He lives in a grand old bungalow, surrounded by ancient trees. Large rooms open into one another on every side in long vistas; a broad and hospitable-looking verandah girds all. Everywhere trophies of the chase meet the eye. We walk upon cool matting; we recline upon long-armed chairs; low and heavy punkahs swing overhead; a sweet breathing of wet khaskhas grass comes sobbing out of the thermantidote; and a gigantic but gentle khidmatgar is always at our elbow with long glasses on a silver tray. This man’s name is Nubby Bux, but he means nothing by it, and a child might play with him. I often say to him in a caressing tone, “Peg lao";[U] and he is grateful for any little attention of this sort.
It is near noon. My friend Mr. Great-Heart, familiarly known as “Jamie Macdonald,” has been taking me over the factory and stables. We have been out since early morning on the jumpiest and beaniest of Waler mares. I am not killed, but a good deal shaken. The glass trembles in my hand. I have an absorbing thirst, and I drink copiously, almost passionately. My out-stretched legs are reposing on the arms of my chair and I stiffen into an attitude of rest. I hear my host splashing and singing in his tub.
Breakfast is a meal conceived in a large and liberal spirit. We pass from dish to dish through all the compass of a banquet, the diapason closing full in beer. Several joyful assistants, whose appetites would take first-class honours at any university or cattle show, join the hunt and are well in at the beer. What tales are told! I feel glad that Miss Harriet Martineau, Mrs. Mary Somerville, and Dr. Watts are not present. I keep looking round to see that no bishop comes into the room. It is a comfort to me to think that Bishop Heber is dead. I gave up blushing five years ago when I entered the Secretariat; but if at this moment Sir William Jones were to enter, or Mr. Whitley Stokes with his child-like heart and his Cymric vocabulary, I believe I should be strangely affected.
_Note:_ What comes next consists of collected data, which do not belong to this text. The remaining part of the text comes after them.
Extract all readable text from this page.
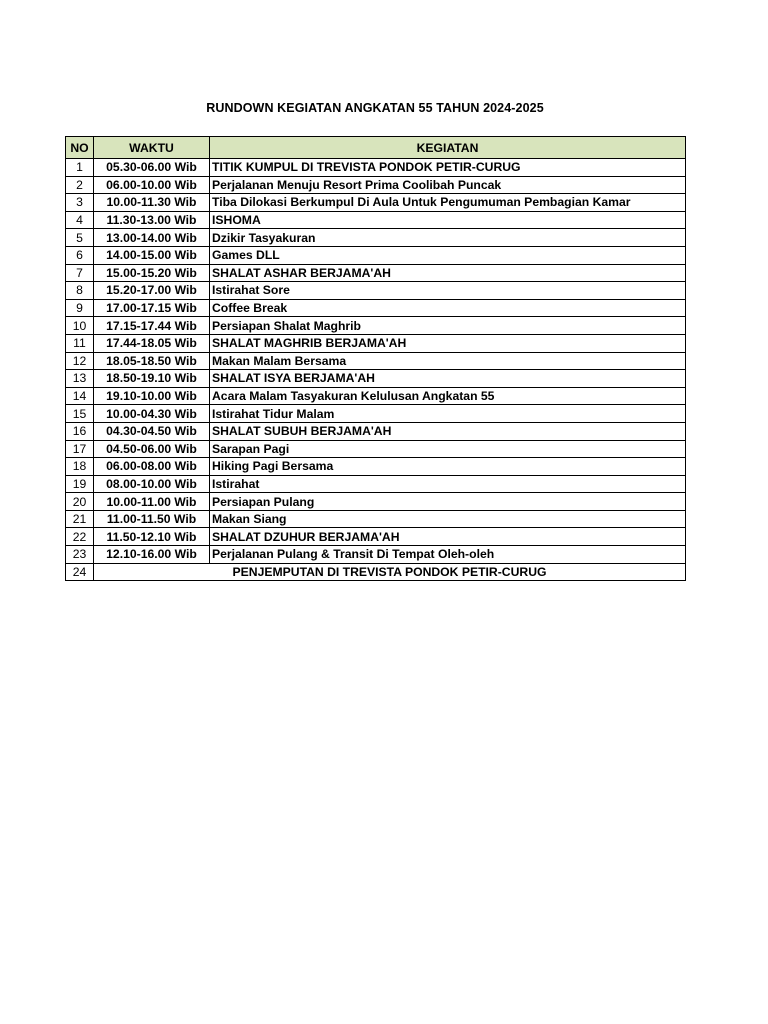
RUNDOWN KEGIATAN ANGKATAN 55 TAHUN 2024-2025
NO	WAKTU	KEGIATAN
1	05.30-06.00 Wib	TITIK KUMPUL DI TREVISTA PONDOK PETIR-CURUG
2	06.00-10.00 Wib	Perjalanan Menuju Resort Prima Coolibah Puncak
3	10.00-11.30 Wib	Tiba Dilokasi Berkumpul Di Aula Untuk Pengumuman Pembagian Kamar
4	11.30-13.00 Wib	ISHOMA
5	13.00-14.00 Wib	Dzikir Tasyakuran
6	14.00-15.00 Wib	Games DLL
7	15.00-15.20 Wib	SHALAT ASHAR BERJAMA'AH
8	15.20-17.00 Wib	Istirahat Sore
9	17.00-17.15 Wib	Coffee Break
10	17.15-17.44 Wib	Persiapan Shalat Maghrib
11	17.44-18.05 Wib	SHALAT MAGHRIB BERJAMA'AH
12	18.05-18.50 Wib	Makan Malam Bersama
13	18.50-19.10 Wib	SHALAT ISYA BERJAMA'AH
14	19.10-10.00 Wib	Acara Malam Tasyakuran Kelulusan Angkatan 55
15	10.00-04.30 Wib	Istirahat Tidur Malam
16	04.30-04.50 Wib	SHALAT SUBUH BERJAMA'AH
17	04.50-06.00 Wib	Sarapan Pagi
18	06.00-08.00 Wib	Hiking Pagi Bersama
19	08.00-10.00 Wib	Istirahat
20	10.00-11.00 Wib	Persiapan Pulang
21	11.00-11.50 Wib	Makan Siang
22	11.50-12.10 Wib	SHALAT DZUHUR BERJAMA'AH
23	12.10-16.00 Wib	Perjalanan Pulang & Transit Di Tempat Oleh-oleh
24	PENJEMPUTAN DI TREVISTA PONDOK PETIR-CURUG	
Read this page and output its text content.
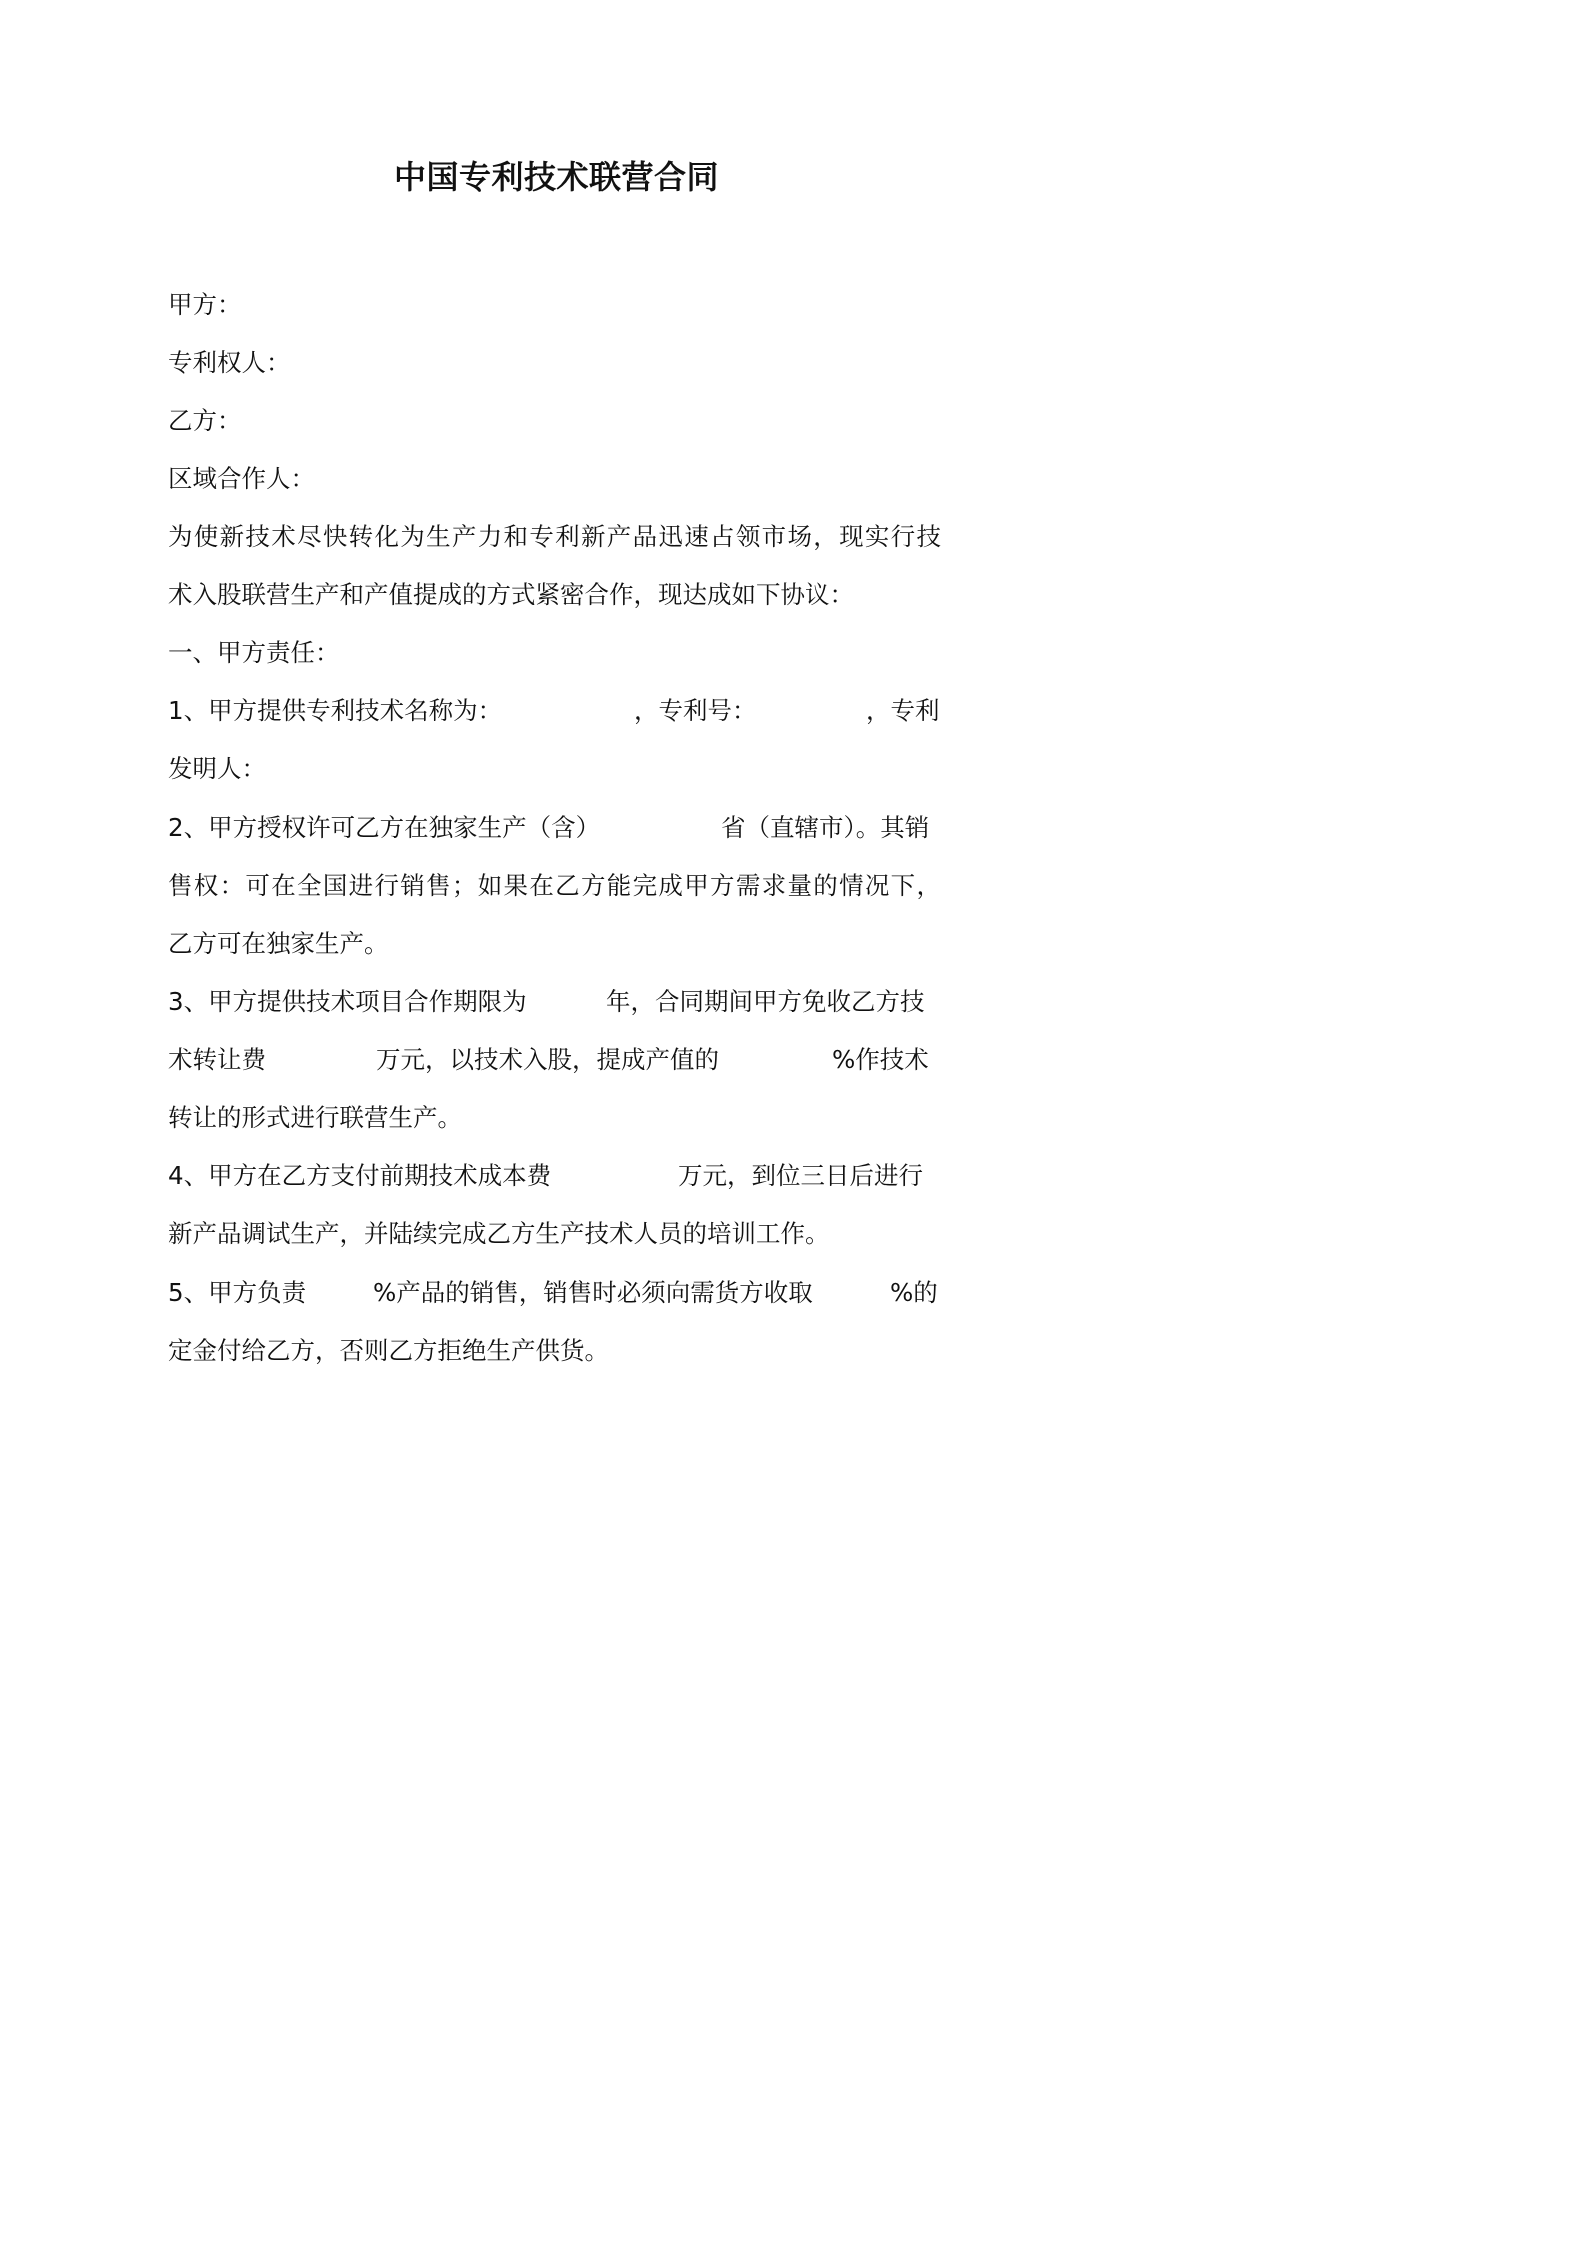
中国专利技术联营合同
甲方：
专利权人：
乙方：
区域合作人：
为使新技术尽快转化为生产力和专利新产品迅速占领市场，现实行技
术入股联营生产和产值提成的方式紧密合作，现达成如下协议：
一、甲方责任：
1、甲方提供专利技术名称为：	，专利号：	，专利
发明人：
2、甲方授权许可乙方在独家生产（含）	省（直辖市）。其销
售权：可在全国进行销售；如果在乙方能完成甲方需求量的情况下，
乙方可在独家生产。
3、甲方提供技术项目合作期限为	年，合同期间甲方免收乙方技
术转让费	万元，以技术入股，提成产值的	%作技术
转让的形式进行联营生产。
4、甲方在乙方支付前期技术成本费	万元，到位三日后进行
新产品调试生产，并陆续完成乙方生产技术人员的培训工作。
5、甲方负责	%产品的销售，销售时必须向需货方收取	%的
定金付给乙方，否则乙方拒绝生产供货。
The day welters on through drink and billiards. In the afternoon more joyful Planters drop in, and we play a rubber. From whist to the polo ground, where I see the merry men of Tirhoot play the best and fastest game that the world can show. At night carousals and potations pottle deep. Next morning sees the entire party in the khadar[V] of the river, mounted on Arabs, armed with spears, hunting Jamie Macdonald’s Caledonian boar. These Scotchmen never forget their nationality.
And while these joyful Planters are thus rejoicing, the indigo is growing silently all round. While they play, Nature works for them. So does the patient black man; he smokes his huqqa and keeps an eye on the rising crop.